If his parents ever decided to let him have the room, he’d have to get accustomed to being alone down there at night—two floors away from where everyone else slept. Just down the hall from that coveted bedroom was the laundry room, which connected to a storage room, a furnace room, and his dad’s workroom. If there was a creepy section of their house, those rooms were it. They were the bowels of the place, probably unchanged since the house was built in the 1930s: cement floor, exposed pipes, and plaster peeling off the dingy walls.
Now he and his dad checked those rooms, which, except for the laundry area, always seemed sort of dark and creepy—no matter what wattage light bulb they tried in the old ceiling fixtures.
Steve watched his dad jiggle the knob on the laundry room door to make sure it was locked. “Think we should check outside?” he asked his father. “I mean,
if I was going to hide, that stairwell would be a pretty good place.”
His dad’s shoulders slumped, and he gave him a look that seemed to say, Are you really going to make me do this? With a sigh, he unlocked the door.
It suddenly occurred to Steve that, if they were in a movie right now, this was when the killer would pop out from the shadowy stairwell on the other side of the basement door, when everyone least expected it. Steve tightened his grip on the bat.
The door was stuck, and his dad had to tug it open.

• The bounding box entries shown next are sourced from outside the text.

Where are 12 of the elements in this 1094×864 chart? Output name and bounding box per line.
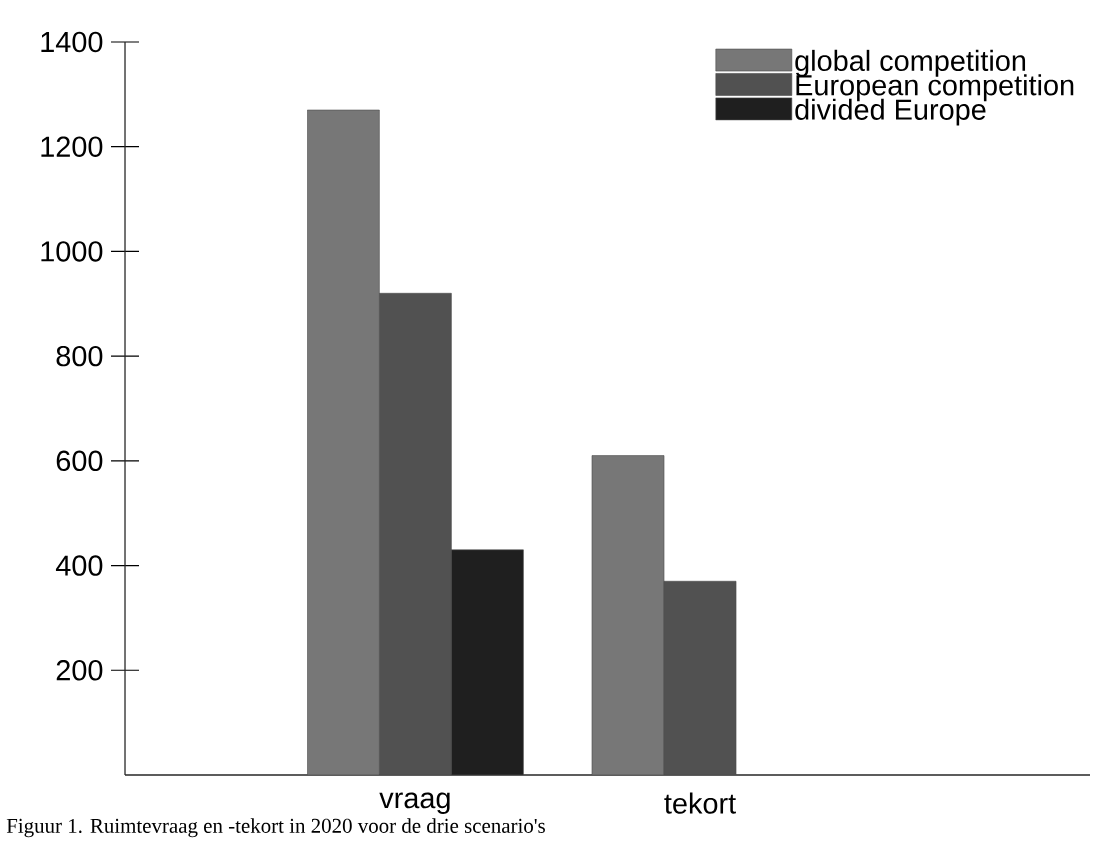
y-tick-label: 1400 [41, 31, 103, 53]
bar [591, 455, 665, 775]
text: Figuur 1. Ruimtevraag en -tekort in 2020 voor de drie scenario's [6, 818, 545, 838]
x-tick-label: tekort [664, 792, 736, 814]
y-tick-label: 1200 [41, 136, 103, 157]
x-tick-label: vraag [379, 792, 450, 815]
y-tick-label: 400 [55, 555, 103, 576]
y-tick-label: 1000 [41, 241, 103, 262]
bar [307, 109, 380, 775]
y-tick-label: 800 [56, 345, 103, 367]
y-tick-label: 600 [56, 450, 103, 472]
y-tick-label: 200 [56, 660, 103, 681]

For a horrible moment, Steve wondered if someone was holding onto the knob on the other side.
But his father finally yanked the door open, and there was no one out there. A couple of dead leaves blew in. The dirty cement floor felt cold under Steve’s bare feet.

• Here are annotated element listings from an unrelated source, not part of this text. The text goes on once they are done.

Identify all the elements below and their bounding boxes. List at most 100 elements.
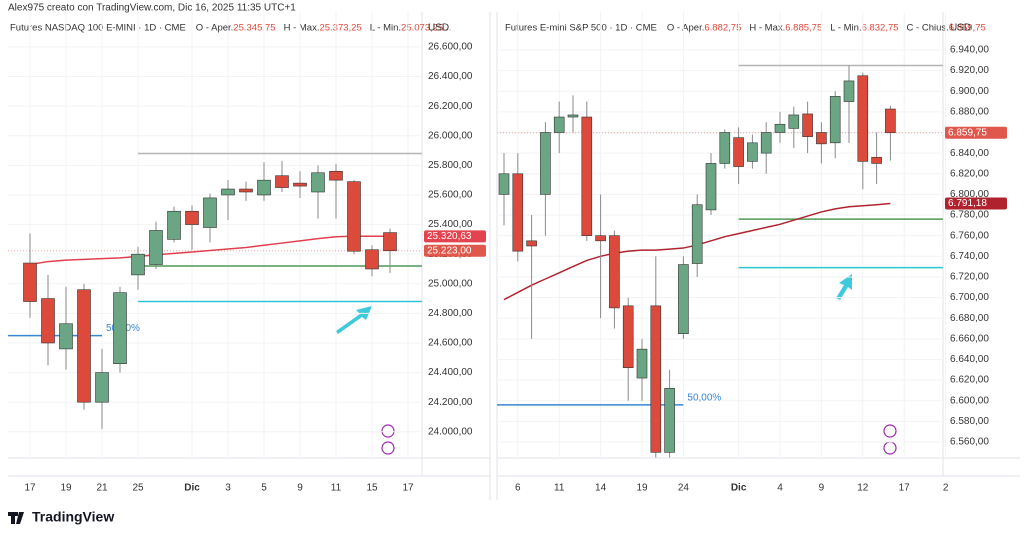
x-tick-label: 11 (331, 483, 342, 494)
ohlc-value: 6.832,75 (862, 23, 899, 34)
price-label-bg (945, 197, 1007, 210)
x-tick-label: 3 (225, 483, 231, 494)
y-tick-label: 6.700,00 (950, 292, 989, 303)
x-tick-label: 15 (366, 483, 378, 494)
candle-body (774, 123, 786, 133)
ohlc-value: 25.073,25... (401, 23, 451, 34)
y-tick-label: 24.200,00 (428, 397, 473, 408)
candle-body (595, 235, 606, 242)
fib-label: 50,00% (687, 393, 721, 404)
price-label: 6.859,75 (948, 127, 987, 138)
ohlc-value: 6.885,75 (785, 23, 822, 34)
candle-body (239, 188, 253, 193)
x-tick-label: 9 (297, 483, 303, 494)
candle-body (650, 305, 662, 453)
y-tick-label: 24.400,00 (428, 367, 473, 378)
x-tick-label: 17 (899, 483, 911, 494)
candle-body (871, 156, 882, 164)
y-tick-label: 6.760,00 (950, 230, 989, 241)
y-tick-label: 24.800,00 (428, 308, 473, 319)
y-tick-label: 25.800,00 (428, 160, 473, 171)
y-tick-label: 6.560,00 (950, 437, 989, 448)
x-tick-label: Dic (184, 483, 200, 494)
x-tick-label: 2 (943, 483, 949, 494)
y-tick-label: 26.000,00 (428, 130, 473, 141)
candle-body (747, 142, 758, 162)
ohlc-value: 6.882,75 (704, 23, 741, 34)
currency: USD (950, 23, 971, 34)
currency: USD (428, 23, 449, 34)
brand: TradingView (8, 509, 114, 525)
candle-body (664, 388, 675, 453)
candle-body (77, 289, 91, 403)
candle-body (829, 96, 841, 144)
y-tick-label: 6.640,00 (950, 354, 989, 365)
candle-body (113, 292, 127, 365)
candle-body (567, 114, 579, 118)
price-label-bg (424, 230, 486, 243)
candle-body (581, 116, 593, 236)
candle-body (609, 235, 620, 309)
y-tick-label: 6.940,00 (950, 45, 989, 56)
y-tick-label: 26.600,00 (428, 42, 473, 53)
candle-body (733, 137, 744, 167)
ohlc-key: L - Min. (370, 23, 401, 34)
candle-body (691, 204, 703, 264)
ohlc-key: H - Max. (284, 23, 320, 34)
candle-body (802, 113, 813, 137)
y-tick-label: 6.600,00 (950, 395, 989, 406)
candle-body (788, 114, 800, 129)
candle-body (540, 132, 551, 195)
price-label: 6.791,18 (948, 198, 987, 209)
candle-body (843, 80, 855, 102)
y-tick-label: 25.600,00 (428, 190, 473, 201)
candle-body (185, 210, 199, 225)
x-tick-label: 6 (515, 483, 521, 494)
candle-body (526, 240, 537, 247)
chart-title: Futures NASDAQ 100 E-MINI · 1D · CME (10, 23, 186, 34)
candle-body (95, 372, 109, 403)
chart-title: Futures E-mini S&P 500 · 1D · CME (505, 23, 657, 34)
y-tick-label: 6.660,00 (950, 333, 989, 344)
y-tick-label: 6.800,00 (950, 189, 989, 200)
x-tick-label: 19 (636, 483, 648, 494)
candle-body (131, 253, 145, 276)
candle-body (257, 179, 271, 196)
ohlc-key: H - Max. (749, 23, 785, 34)
x-tick-label: 19 (60, 483, 72, 494)
price-label-bg (945, 126, 1007, 139)
y-tick-label: 25.000,00 (428, 278, 473, 289)
y-tick-label: 6.680,00 (950, 313, 989, 324)
candle-body (275, 175, 289, 188)
ohlc-value: 25.373,25 (319, 23, 361, 34)
candle-body (512, 173, 524, 252)
candle-body (678, 264, 689, 334)
y-tick-label: 6.920,00 (950, 65, 989, 76)
candle-body (498, 173, 510, 195)
candle-body (293, 182, 307, 187)
candle-body (816, 132, 827, 145)
candle-body (311, 172, 325, 193)
ohlc-key: C - Chius. (907, 23, 949, 34)
y-tick-label: 26.400,00 (428, 71, 473, 82)
y-tick-label: 24.600,00 (428, 338, 473, 349)
price-label: 25.223,00 (427, 245, 472, 256)
x-tick-label: 9 (819, 483, 825, 494)
candle-body (203, 197, 217, 228)
ohlc-key: O - Aper. (667, 23, 705, 34)
x-tick-label: 11 (554, 483, 565, 494)
candle-body (365, 249, 379, 270)
y-tick-label: 24.000,00 (428, 426, 473, 437)
x-tick-label: 14 (595, 483, 607, 494)
arrow-annotation (336, 274, 852, 334)
candle-body (553, 116, 565, 133)
attribution: Alex975 creato con TradingView.com, Dic … (8, 3, 296, 14)
x-tick-label: 17 (24, 483, 36, 494)
moving-average (29, 235, 391, 266)
y-tick-label: 6.740,00 (950, 251, 989, 262)
y-tick-label: 6.880,00 (950, 107, 989, 118)
x-tick-label: Dic (731, 483, 747, 494)
candle-body (719, 132, 731, 164)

“You and your mom . . .” his dad mumbled as he closed and locked the door.
“Me and mom . . . what?”
His father hesitated, smiled and quickly shook his head. “Nothing. C’mon, let’s go up and tell your mother the coast is clear.” He put his hand on Steve’s shoulder.
Steve was pretty sure his dad had been about to say something along the lines of like mother, like son. Then he must have thought better of it. But he would have been right if he’d said it. Just as Steve’s mom couldn’t have slept until his dad had checked every corner of the house, Steve wouldn’t have been able to fall asleep, either. He wondered if his dad considered him “emotionally fragile,” too.

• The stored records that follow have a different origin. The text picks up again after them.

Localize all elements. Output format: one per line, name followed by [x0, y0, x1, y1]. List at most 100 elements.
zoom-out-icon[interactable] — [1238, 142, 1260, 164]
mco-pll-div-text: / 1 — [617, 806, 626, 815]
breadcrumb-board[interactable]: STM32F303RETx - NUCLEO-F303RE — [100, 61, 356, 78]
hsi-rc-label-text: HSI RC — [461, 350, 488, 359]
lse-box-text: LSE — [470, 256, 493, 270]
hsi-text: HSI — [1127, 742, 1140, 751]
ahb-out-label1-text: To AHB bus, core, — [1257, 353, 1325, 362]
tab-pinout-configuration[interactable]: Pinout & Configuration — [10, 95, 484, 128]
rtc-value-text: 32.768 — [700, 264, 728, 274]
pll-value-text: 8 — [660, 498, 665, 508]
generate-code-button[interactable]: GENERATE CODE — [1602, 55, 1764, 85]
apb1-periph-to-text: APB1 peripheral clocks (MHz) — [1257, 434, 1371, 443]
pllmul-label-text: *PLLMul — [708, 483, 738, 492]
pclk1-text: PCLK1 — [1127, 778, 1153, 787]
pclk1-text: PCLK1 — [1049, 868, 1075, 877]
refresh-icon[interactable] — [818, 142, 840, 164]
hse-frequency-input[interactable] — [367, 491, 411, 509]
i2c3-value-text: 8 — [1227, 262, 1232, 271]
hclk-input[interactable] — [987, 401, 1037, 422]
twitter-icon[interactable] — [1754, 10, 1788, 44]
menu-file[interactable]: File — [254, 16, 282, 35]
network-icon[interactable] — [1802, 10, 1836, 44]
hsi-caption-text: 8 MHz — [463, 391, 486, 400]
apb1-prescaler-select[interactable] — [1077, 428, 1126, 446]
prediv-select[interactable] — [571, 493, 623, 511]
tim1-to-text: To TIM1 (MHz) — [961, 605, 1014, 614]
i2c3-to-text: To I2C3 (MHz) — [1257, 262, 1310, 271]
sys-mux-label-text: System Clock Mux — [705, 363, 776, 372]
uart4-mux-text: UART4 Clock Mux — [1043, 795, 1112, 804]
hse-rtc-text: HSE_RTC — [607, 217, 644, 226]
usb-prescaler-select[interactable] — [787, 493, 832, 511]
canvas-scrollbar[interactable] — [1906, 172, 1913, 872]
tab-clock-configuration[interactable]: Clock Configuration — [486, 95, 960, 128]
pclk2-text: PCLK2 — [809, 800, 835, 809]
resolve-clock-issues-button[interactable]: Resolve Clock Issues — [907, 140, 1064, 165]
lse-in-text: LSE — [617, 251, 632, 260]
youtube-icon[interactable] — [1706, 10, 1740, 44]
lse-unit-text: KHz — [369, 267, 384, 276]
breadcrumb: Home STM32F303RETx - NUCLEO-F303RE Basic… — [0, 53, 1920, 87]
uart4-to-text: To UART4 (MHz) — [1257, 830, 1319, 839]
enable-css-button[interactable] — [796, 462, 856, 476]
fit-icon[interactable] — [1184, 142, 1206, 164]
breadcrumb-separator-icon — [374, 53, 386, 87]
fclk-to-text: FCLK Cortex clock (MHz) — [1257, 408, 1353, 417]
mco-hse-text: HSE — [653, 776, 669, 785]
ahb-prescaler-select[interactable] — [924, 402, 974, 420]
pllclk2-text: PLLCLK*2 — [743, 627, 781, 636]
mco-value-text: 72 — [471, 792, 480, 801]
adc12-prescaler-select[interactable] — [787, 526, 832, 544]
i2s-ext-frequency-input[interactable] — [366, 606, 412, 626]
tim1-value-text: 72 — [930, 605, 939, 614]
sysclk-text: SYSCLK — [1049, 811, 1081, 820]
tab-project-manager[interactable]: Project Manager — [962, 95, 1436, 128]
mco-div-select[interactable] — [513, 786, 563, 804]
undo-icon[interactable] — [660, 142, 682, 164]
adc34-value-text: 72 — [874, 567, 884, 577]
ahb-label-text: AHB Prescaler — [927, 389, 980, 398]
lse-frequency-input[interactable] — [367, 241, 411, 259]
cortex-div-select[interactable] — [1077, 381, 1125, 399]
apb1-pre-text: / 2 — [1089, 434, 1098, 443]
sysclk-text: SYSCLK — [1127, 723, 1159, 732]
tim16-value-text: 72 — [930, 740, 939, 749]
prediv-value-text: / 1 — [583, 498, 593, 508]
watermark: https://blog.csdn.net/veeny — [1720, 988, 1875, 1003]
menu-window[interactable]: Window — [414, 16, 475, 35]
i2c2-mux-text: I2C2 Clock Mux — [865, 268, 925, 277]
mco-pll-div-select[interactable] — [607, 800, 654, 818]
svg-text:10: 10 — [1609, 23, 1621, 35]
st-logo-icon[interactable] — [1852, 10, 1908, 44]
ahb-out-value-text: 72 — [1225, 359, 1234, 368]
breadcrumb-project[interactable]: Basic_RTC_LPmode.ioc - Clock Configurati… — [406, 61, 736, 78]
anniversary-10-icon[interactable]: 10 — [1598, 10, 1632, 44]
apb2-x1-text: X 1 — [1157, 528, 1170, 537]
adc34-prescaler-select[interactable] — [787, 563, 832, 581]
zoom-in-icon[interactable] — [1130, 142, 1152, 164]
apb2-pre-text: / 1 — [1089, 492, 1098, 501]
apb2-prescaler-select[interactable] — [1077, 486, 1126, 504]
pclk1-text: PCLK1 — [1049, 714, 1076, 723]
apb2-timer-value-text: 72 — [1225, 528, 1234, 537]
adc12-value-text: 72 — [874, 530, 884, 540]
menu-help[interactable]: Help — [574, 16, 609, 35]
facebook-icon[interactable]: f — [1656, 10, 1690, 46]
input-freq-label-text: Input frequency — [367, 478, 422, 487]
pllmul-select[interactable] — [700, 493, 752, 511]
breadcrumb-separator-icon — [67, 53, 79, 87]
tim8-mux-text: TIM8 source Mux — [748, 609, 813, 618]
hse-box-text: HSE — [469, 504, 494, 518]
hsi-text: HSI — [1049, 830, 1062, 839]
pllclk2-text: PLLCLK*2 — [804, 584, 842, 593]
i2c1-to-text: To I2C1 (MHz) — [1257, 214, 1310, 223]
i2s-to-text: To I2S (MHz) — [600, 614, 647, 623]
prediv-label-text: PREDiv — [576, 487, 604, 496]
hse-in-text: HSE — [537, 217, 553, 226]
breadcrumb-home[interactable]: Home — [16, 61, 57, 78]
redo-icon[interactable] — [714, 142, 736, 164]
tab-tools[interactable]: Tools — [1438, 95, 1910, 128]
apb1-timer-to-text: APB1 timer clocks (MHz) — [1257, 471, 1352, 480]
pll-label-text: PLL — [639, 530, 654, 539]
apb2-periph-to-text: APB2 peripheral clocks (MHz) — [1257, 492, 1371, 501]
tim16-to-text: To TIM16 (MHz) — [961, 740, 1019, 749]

His father switched off the lights in the basement family room, and they headed upstairs together.
Steve’s mom was waiting in the kitchen, his phone still in her hand. “Well?”
“All clear,” his dad said, turning off the basement light and closing the door behind him.
“I still think we should call the police,” she muttered.
His father sighed. “Honey, in less than four hours, we all need to be up. I don’t know about you, but I’m seriously beat.” He took a deep breath and turned to Steve. “Why don’t you hit the sheets, okay, Stevie? Thanks for helping out.”